8. William Dampier: circumnavigator extraordinaire
Described by Coleridge as ‘a man of exquisite mind,’ William Dampier’s enquiring nature took him round the world three times, resulting in the highly influential travel book A New Voyage Around The World, and scientific treatises and descriptions of natural history. His books inspired Charles Darwin, Jonathan Swift, Daniel Defoe and Captain Cook – and they were required reading for Nelson’s officers. But he too was a highly successful pirate, as the Spanish knew to their cost.
9. Sir Cloudesley Shovell’s shipwreck and his impact on longitude
His achievements were as impressive as his name. Sir Cloudesley was the greatest admiral in Stuart times. But his ignominious end, shipwrecked on the shores of the Scilly Isles, led to the establishment of the Longitude Act and the ability of sailors – and cruise ship captains – to pinpoint exactly where we are at all times!
10. Cutty Sark: heroine of the seas
One of the fastest tea clippers in the world, the Cutty Sark was built on the Clyde in 1869, and sailed to and from every major port, carrying tea and wool. Her longest serving Master was Captain Woodget, an accomplished photographer and keen cyclist (even on board). Despite her strange name and extraordinary career, this indomitable heroine lives on – as a much-loved museum ship at Greenwich.
“We were very impressed by your knowledge of Sir Cloudsley Shovell and your excellent slides added to our enjoyment and understanding.
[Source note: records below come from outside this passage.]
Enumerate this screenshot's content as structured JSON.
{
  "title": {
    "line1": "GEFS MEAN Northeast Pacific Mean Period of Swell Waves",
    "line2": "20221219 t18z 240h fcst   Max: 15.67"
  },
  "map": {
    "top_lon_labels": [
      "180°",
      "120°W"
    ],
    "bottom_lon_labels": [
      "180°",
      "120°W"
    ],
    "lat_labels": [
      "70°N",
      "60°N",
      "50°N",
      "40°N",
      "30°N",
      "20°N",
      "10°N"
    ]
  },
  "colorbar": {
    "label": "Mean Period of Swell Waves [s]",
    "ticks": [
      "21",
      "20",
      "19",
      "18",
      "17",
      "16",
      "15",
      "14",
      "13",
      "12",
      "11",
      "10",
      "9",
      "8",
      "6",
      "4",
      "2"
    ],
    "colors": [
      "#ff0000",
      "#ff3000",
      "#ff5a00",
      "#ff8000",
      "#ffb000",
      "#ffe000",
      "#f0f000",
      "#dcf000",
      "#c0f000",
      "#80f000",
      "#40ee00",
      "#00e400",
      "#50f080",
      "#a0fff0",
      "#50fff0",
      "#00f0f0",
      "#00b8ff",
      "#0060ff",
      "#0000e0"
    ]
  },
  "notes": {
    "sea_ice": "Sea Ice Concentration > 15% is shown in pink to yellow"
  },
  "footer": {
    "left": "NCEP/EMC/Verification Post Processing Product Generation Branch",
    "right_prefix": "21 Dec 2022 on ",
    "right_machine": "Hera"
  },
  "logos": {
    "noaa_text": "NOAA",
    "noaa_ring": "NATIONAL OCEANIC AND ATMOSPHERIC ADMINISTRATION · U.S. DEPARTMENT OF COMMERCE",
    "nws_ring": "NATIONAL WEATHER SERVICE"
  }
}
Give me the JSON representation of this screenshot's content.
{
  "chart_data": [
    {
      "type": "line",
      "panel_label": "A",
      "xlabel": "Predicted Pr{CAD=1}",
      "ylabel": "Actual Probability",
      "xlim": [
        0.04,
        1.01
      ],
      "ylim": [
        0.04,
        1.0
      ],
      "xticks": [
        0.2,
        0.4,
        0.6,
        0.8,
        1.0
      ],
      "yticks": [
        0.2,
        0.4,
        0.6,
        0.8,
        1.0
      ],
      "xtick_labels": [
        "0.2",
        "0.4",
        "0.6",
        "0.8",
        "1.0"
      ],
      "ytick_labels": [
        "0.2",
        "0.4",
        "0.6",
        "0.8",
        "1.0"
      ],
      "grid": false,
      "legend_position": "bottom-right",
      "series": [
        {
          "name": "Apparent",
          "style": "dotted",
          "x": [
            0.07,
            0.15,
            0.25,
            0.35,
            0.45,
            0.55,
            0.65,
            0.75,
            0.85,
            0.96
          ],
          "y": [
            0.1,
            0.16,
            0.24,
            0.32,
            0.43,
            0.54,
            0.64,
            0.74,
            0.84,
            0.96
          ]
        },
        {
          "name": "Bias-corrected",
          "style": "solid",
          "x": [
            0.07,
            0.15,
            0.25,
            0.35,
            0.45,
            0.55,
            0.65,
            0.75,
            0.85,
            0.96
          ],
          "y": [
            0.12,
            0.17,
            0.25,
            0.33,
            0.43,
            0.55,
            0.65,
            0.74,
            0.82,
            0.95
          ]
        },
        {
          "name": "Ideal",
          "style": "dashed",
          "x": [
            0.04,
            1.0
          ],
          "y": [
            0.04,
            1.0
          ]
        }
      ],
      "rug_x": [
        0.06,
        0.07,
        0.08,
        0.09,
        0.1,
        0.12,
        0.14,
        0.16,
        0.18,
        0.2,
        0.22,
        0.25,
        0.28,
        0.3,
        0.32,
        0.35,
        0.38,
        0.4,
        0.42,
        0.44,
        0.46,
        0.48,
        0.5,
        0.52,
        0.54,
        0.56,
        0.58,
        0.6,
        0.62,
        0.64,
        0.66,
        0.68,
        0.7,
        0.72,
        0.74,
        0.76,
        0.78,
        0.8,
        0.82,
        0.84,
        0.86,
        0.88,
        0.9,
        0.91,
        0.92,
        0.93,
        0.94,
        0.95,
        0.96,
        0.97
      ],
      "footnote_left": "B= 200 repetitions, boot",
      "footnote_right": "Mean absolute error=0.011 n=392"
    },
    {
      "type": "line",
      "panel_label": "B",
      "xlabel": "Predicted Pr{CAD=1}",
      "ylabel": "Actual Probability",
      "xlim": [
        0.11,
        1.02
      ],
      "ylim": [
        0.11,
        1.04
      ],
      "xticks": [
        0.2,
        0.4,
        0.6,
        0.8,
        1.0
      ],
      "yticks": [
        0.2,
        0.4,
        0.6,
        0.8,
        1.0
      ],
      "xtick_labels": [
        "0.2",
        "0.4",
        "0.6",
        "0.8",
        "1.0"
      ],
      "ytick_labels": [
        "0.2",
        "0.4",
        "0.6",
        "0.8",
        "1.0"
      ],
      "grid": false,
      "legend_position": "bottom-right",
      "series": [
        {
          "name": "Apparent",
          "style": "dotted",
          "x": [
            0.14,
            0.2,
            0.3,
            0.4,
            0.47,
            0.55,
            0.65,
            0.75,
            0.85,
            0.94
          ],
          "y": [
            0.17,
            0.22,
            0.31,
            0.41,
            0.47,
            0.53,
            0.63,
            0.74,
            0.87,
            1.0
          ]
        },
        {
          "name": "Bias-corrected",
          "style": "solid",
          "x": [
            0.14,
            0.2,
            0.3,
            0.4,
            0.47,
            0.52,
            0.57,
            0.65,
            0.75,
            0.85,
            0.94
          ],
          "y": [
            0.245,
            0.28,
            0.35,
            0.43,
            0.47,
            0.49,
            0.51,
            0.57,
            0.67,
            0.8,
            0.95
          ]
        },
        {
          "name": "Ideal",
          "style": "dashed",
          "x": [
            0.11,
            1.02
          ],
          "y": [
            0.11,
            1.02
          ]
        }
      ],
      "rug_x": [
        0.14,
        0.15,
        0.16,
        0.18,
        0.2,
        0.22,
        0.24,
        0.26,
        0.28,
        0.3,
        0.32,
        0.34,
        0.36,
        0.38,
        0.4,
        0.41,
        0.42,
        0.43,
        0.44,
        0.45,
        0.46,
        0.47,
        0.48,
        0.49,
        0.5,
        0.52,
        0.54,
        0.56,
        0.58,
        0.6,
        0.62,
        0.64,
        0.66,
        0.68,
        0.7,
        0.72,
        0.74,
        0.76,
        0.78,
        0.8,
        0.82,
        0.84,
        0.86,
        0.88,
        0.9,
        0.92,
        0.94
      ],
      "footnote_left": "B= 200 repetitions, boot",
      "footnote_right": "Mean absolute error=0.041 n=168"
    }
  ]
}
We had one of the largest audiences we have had for a Zoom talk.”
Cathy can be booked for cruises through the Peel Agency, and SpeakerNet. For bookings from groups such as WIs, sailing clubs, and social organisations please contact Sea Shell Communications on 07764 212451 or email@example.com
Assignments in 2019 included guest speaker on Cunard’s Queen Mary II, and Marella’s Celebration. This year Cathy should have been a guest speaker on board Saga’s Spirit of Discovery, sailing on the Voyage to New England, and leaving Plymouth on exactly the same day as The Mayflower, 400 years later.
However, although many talks have been cancelled due to the coronavirus lockdowns, Cathy is now giving talks via Zoom, most recently to the Aldeburgh and District Local History Society on The Mayflower; and to Hawkhurst U3A on Sir Cloudesley Shovell.